Bad ass Performances
Chris Hemsworth’s performance deserves credit in and of itself.
The many stunts and spectacles he had to do are a great example, like John Wick, of how action movies should be produced.
Not with choppy and blocky editing which ruins the structure and direction of the plot, but with carefully planned and choreographed precision.
Hargrave does that well in this movie in that at no point did I feel as if there were any rushed or uncareful moments when it came to the armed and intense battles.
Hooda gave an exceptional performance as well. Working closely with Hemsworth, I can see how both of their characters and how they interacted with each other gave the film an enhanced experience, especially when it comes to the hand-to-hand combat.
The choreographed fights between them are done phenomenally well. I was on the edge of my seat watching intently as they traded swift and quick blows.
David Harbour also made a good appearance. Although he was only in the movie for about a brief moment, he definitely stood out in his scenes somewhere around two-thirds to the end.
His character Harper, uhh I mean Gaspar, acts as a kind of deus-ex machina when Rake needed help the most in his mission.
I found that a little bit irritating when it happened, however I quickly forgot about it when they engaged in those awesome fight maneuvers with each other.
Without a doubt, the best aspects were the shocking visuals and fight scenes.
Particularly in the beginning, I was jolted off my seat when the first major one occurred.
The wicked and cool combat done between Rake and the Bangladeshi kidnappers was definitely a sight to see. It’s brutal, unforgiving, and deadly, all imperative traits needed for a good choreographed fight.
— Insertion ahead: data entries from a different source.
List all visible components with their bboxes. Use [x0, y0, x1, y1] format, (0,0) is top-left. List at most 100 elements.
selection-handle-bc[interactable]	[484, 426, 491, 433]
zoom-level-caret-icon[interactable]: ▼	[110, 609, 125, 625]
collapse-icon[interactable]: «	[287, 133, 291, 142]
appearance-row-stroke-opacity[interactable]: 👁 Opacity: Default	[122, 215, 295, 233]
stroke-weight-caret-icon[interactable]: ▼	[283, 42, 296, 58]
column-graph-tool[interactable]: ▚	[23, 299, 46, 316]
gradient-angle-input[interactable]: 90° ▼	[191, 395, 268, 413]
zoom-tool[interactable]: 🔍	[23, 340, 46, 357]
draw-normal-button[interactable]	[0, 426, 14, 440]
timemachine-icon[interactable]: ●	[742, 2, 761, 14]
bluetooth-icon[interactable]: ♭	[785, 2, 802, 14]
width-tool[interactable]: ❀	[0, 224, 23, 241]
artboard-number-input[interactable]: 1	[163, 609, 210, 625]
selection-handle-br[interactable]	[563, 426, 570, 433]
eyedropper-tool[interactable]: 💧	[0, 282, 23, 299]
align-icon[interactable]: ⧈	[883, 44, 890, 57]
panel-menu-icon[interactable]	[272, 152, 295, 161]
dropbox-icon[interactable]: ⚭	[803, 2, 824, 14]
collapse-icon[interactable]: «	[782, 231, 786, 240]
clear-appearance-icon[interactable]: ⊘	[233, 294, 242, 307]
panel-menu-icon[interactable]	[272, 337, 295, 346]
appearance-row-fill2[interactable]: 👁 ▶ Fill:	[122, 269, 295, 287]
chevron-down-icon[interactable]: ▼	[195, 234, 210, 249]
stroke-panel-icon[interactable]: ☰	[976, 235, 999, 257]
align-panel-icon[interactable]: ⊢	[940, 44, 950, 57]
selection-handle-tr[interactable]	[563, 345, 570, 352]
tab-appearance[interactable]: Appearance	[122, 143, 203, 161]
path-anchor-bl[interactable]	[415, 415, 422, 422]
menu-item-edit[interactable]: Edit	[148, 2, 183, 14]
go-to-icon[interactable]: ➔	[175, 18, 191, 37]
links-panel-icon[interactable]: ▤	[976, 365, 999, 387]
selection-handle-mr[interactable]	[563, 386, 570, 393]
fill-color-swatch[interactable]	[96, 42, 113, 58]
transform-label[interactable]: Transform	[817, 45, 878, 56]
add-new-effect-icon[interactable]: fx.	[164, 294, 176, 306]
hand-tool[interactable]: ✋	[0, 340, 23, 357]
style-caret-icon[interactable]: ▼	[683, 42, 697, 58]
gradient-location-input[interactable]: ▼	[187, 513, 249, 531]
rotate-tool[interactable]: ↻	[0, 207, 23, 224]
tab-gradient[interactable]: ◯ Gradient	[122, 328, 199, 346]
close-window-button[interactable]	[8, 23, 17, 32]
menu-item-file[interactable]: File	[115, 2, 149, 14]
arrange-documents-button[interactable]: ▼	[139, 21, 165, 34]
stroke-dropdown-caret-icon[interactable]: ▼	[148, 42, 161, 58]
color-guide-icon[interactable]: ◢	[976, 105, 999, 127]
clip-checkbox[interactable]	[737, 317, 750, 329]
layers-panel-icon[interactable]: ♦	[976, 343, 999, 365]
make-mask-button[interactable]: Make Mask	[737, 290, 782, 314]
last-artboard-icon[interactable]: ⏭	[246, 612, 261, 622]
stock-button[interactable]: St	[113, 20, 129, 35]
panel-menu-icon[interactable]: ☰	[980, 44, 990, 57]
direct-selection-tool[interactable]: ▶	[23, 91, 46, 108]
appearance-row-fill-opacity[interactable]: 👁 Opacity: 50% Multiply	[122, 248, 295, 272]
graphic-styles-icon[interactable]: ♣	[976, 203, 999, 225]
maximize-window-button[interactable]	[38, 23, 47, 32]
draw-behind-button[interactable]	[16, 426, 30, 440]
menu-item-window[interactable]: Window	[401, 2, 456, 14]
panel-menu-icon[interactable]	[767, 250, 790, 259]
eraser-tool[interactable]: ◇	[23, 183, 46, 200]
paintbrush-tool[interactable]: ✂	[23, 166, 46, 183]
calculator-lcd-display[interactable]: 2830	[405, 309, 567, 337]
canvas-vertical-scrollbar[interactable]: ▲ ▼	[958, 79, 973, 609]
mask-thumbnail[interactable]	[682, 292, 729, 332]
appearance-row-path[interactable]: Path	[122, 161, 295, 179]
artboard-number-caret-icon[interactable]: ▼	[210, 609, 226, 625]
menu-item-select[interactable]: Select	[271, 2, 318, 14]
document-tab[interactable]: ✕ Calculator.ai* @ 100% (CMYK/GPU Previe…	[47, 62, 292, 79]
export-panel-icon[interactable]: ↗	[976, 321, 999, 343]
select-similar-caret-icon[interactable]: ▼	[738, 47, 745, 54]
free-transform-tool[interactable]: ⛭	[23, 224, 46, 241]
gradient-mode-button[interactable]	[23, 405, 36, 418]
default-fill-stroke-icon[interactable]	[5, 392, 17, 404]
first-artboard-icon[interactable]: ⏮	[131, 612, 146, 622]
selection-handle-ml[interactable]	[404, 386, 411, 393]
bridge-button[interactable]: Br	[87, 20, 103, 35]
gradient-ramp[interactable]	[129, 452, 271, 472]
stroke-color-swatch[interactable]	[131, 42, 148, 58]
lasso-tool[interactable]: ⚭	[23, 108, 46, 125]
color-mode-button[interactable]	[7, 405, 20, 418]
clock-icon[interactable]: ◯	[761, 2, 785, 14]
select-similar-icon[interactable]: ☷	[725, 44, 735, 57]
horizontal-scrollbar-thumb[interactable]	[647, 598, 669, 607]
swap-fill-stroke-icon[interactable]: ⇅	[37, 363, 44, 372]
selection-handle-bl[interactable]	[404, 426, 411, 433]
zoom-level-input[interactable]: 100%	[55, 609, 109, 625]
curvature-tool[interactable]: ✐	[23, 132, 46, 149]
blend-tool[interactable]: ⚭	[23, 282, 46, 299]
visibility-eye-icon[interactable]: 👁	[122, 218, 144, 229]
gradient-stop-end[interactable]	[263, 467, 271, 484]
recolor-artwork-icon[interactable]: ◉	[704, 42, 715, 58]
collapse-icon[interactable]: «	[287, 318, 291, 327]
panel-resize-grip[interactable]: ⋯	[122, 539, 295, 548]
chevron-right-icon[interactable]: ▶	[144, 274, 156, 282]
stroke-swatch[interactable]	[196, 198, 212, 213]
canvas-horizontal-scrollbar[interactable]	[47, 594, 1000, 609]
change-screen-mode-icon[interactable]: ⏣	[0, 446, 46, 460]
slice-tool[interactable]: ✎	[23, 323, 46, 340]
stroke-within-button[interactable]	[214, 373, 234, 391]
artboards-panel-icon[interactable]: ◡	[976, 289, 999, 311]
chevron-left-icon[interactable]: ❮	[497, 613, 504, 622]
One scene that I can specifically recall off the top of my head is that of the encounter between Rake and Rav.
It was absolutely stunning to see them perform well-placed strikes and counters, grasping knives tightly trying to cut one another.
Honestly, I could’ve watched that go on for hours and still not lose attention (although they’d probably both be dead by then).
In addition to the visuals and imagery, the sound effects also increased dramatic effect. The low, serious tones executed throughout the plot evoked an air of fast-paced immediacy.
It brought exciting moments of rapid, split-second intensity, as well as soothing and calming ones when dialogue was needed.
Ultimately, I was riveted ecstatically and fully engaged with this action-packed thriller.
The movie did drag on a little bit at certain points and was becoming slow-changing, but it eventually caught up at the end with the climax.
Some of the characters I hoped would have gotten a couple extra scenes with backstory.
For example, the character Ovi Mahajan could’ve used a bit more development as the plot progressed. Initially, I didn’t really know much about him other than he likes to pretend-play the piano with his fingers when he’s nervous.
Some more exposition on his character would’ve been enough to establish his identity, but I guess with what was shown from his interactions with Rake and Rav it was made up for, so I’m okay with that.
In short, if you’re someone looking for a great action-shooter fight play and want to see impressive hand-to-hand combat, then give this movie a shot (no pun intended).